Ziel muss es sein, die Leistungserbringer so schnell und nachhaltig wie möglich ihren ureigenen
Aufgaben nachkommen zu lassen. Also der Versorgung der Pflegebedürftigen. Alles, was nicht im
Zusammenhang mit direkter unmittelbarer Versorgung steht, muss auf das notwendige Mindestmaß
an manuellem Aufwand reduziert werden und von den Leistungserbringern wegoptimiert werden.
Die Dokumentation könnte mit einer guten digitalen Unterstützung und einer guten künstlichen
Intelligenz auf nahe Null reduziert werden. Technisch ist das heute schon möglich. Die
Pflegebedürftigen würden sofort davon profitieren, weil sofort mehr Kapazitäten Freiwerden. Wenn
die 42 % mittlerer Bürokratieaufwand auf 2 % reduziert würde, würden die Kapazitäten in der
Versorgung nahezu VERDOPPELT! Das bedeutet, mit einem Mal wäre der Pflegenotstand nahezu
aufgelöst.
Die Kostenträger müssen von Tag 1 die Kosten erstatten. Und zwar nicht rückwirkend. Sondern im
Vorhinein. Hier könnten Pauschalen verwendet werden. 95 % der Pflegekosten gemessen am
durchschnittlichen Pflegegrad beispielsweise. Genehmigungsverfahren müssen beschleunigt werden,
siehe unsere Forderung oben. Ebenso müssen Behörden und Sozialversicherungen mehr zu
Dienstleistern werden. Derzeit tun sie nur das notwendigste, aufwendige Arbeiten wie das Eintreiben
der Renten und dergleichen schieben sie auf die Leistungserbringer ab. Hier könnte man sich einfach
an den Begriffen orientieren:
– Leistungserbringer: Kümmern sich darum, dass die Leistung erbracht wird.
– Kostenträger: Kümmern sich darum, dass die Kosten gedeckt sind.

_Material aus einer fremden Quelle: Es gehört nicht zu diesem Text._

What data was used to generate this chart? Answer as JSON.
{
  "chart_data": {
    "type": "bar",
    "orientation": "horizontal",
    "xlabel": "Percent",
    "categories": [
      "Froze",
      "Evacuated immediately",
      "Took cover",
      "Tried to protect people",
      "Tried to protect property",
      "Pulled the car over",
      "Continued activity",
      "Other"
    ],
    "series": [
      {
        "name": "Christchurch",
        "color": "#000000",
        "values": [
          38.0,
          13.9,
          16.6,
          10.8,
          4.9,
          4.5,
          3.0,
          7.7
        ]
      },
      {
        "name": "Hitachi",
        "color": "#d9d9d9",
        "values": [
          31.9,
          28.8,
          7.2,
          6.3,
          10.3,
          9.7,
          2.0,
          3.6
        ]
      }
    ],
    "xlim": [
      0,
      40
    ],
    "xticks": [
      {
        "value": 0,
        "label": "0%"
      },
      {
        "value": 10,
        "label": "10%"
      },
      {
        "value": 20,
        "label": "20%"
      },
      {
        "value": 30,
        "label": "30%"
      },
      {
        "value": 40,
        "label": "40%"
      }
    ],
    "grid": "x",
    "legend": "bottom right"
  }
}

Und natürlich kommt auch hier der Gesetzgeber in die Pflicht, flexibel zu gestalten. Wichtig für die
Versorgung der Pflegebedürftigen ist ein reibungsloser und schneller Datenaustausch. Hierfür müssen

zwingend die digitalen Möglichkeiten genutzt werden. Sicher gibt es datenschutzrechtlichere
Herausforderungen. Doch diese können und müssen anders angegangen werden als in der
Vergangenheit. Es muss für die Leistungserbringer und für alle, die sich um die Versorgung der
Pflegebedürftigen kümmern, leichter gemacht werden. Das muss im Vordergrund stehen. Der Staat
ist dafür da, das Leben im Staat zu organisieren. Nicht es zu verkomplizieren.
Fazit:
Nicht alles ist schwer, nicht alles muss Jahre oder Jahrzehnte dauern. Beginnen können wir alle vor
unserer eigenen Tür. Wenn wir sehen, wie aufwendig, nicht gefordert, viele Betreiber die
Pflegedokumentation betreiben, nur weil sie entweder Prüfinstitutionen gefallen wollen oder sich
selber juristisch vor mehr oder weniger guter Pflege absichern möchten, dann sind viele der
Bürokratiehemmnisse auch hausgemacht. MDK und Heimaufsichten fordern keine aufwendigen
Dokumentationen, auch hier ist Minimalismus und manchmal Mut zur Lücke durchaus akzeptiert und
toleriert.
Unsere Forderung hier: Jeder Betreiber fängt bei sich und seinem Anspruch an Dokumentation an.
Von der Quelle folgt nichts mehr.